Der von Winterthur stammende Künstler Werner Müller, erschuf die Skulptur im Jahr 1940 in seinem Atelier in Ascona, wo er ab 1932 lebte. Müller betätigte sich sein Leben lang als Architekt und Steinbildhauer. Ausserdem war er der Vater des berühmten Schweizer Clowns Dimitri.

Das Werk «Sinnendes Mädchen» wurde jedoch nicht für das 1951 neu eröffnete Waisenhaus in Auftrag gegeben, sondern an diesen Standort versetzt. Im Jahre 1942 hatte die Evangelische Kirchgemeinde die Skulptur für die Zwinglikirche angekauft. Weil aber bald einmal kritisiert wurde, dass das Kunstwerk im Garten westlich der Kirche am Deutweg zu klein wirke, wurde es durch die Stadt erworben und in den 50er-Jahren beim heutigen Kinder- und Jugendheim platziert.

Text von Remo Strehler aus der Oberi-Zytig 221/18

Streckbrief des Künstlers

Müller, Werner Jakob, 1899-1986 besucht die Schulen in Winterthur.
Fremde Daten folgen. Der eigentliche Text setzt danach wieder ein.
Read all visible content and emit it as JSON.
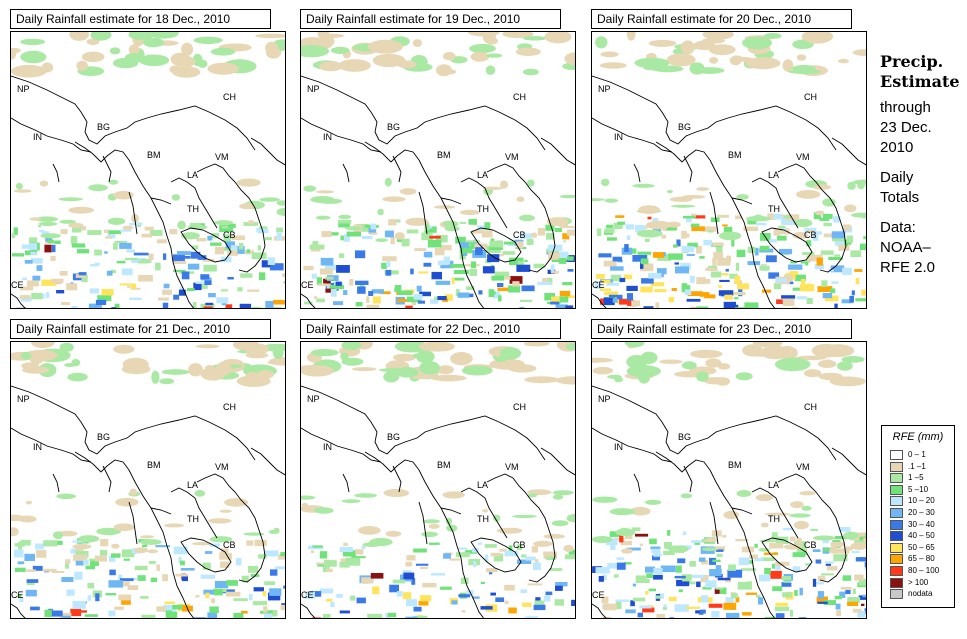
{
  "panels": [
    {
      "title": "Daily Rainfall estimate for  18 Dec., 2010",
      "intensity": 0.75
    },
    {
      "title": "Daily Rainfall estimate for  19 Dec., 2010",
      "intensity": 0.85
    },
    {
      "title": "Daily Rainfall estimate for  20 Dec., 2010",
      "intensity": 1.0
    },
    {
      "title": "Daily Rainfall estimate for  21 Dec., 2010",
      "intensity": 0.6
    },
    {
      "title": "Daily Rainfall estimate for  22 Dec., 2010",
      "intensity": 0.5
    },
    {
      "title": "Daily Rainfall estimate for  23 Dec., 2010",
      "intensity": 0.9
    }
  ],
  "country_labels": [
    "NP",
    "IN",
    "BG",
    "BM",
    "CH",
    "VM",
    "LA",
    "TH",
    "CB",
    "CE"
  ],
  "side": {
    "title_line1": "Precip.",
    "title_line2": "Estimate",
    "line_through": "through",
    "line_date1": "23 Dec.",
    "line_date2": "2010",
    "line_daily": "Daily",
    "line_totals": "Totals",
    "line_data": "Data:",
    "line_noaa": "NOAA–",
    "line_rfe": "RFE 2.0"
  },
  "legend": {
    "title": "RFE (mm)",
    "items": [
      {
        "label": "0 – 1",
        "color": "#ffffff"
      },
      {
        "label": ".1 –1",
        "color": "#e8d7b5"
      },
      {
        "label": "1 –5",
        "color": "#a9e9a3"
      },
      {
        "label": "5 –10",
        "color": "#6fe27a"
      },
      {
        "label": "10 – 20",
        "color": "#bde8ff"
      },
      {
        "label": "20 – 30",
        "color": "#6fb6f4"
      },
      {
        "label": "30 – 40",
        "color": "#3a79e8"
      },
      {
        "label": "40 – 50",
        "color": "#1f4fd0"
      },
      {
        "label": "50 – 65",
        "color": "#ffe45c"
      },
      {
        "label": "65 – 80",
        "color": "#ffa500"
      },
      {
        "label": "80 – 100",
        "color": "#ff3a1a"
      },
      {
        "label": "> 100",
        "color": "#8b1010"
      },
      {
        "label": "nodata",
        "color": "#c8c8c8"
      }
    ]
  }
}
Von 1928 bis 1922 studiert er an der ETH Zürich Architektur. 1922 bis 1924 ist er als Architekt bei Hans Leuzinger in Glarus tätig. 1924/25 macht er eine Bildhauerlehre im Atelier Hans Stangl in München. 1927 bis 1931 lebt und arbeitet er in Paris. Ab 1932 ist er als Bildhauer, Maler und Architekt in Ascona tätig. Eine grössere Werkfolge realisierte Müller im Friedhof Rosenberg. Mit der Friedhoferweiterung um 1940 von Robert Merkelbach entstanden kleine Mauern, die den jeweiligen Abschluss der Grabfelder markieren. Neben den eingelassenen Brunnen sind beidseitig 16 kleine Reliefs (66x82cm) von Werner Müller platziert. In ihnen kommen beschauliche Szenen zur Darstellung: Schafe, Sitzende, Lesende, ein Sämann, ein Engel, eine Säugende und viele andere.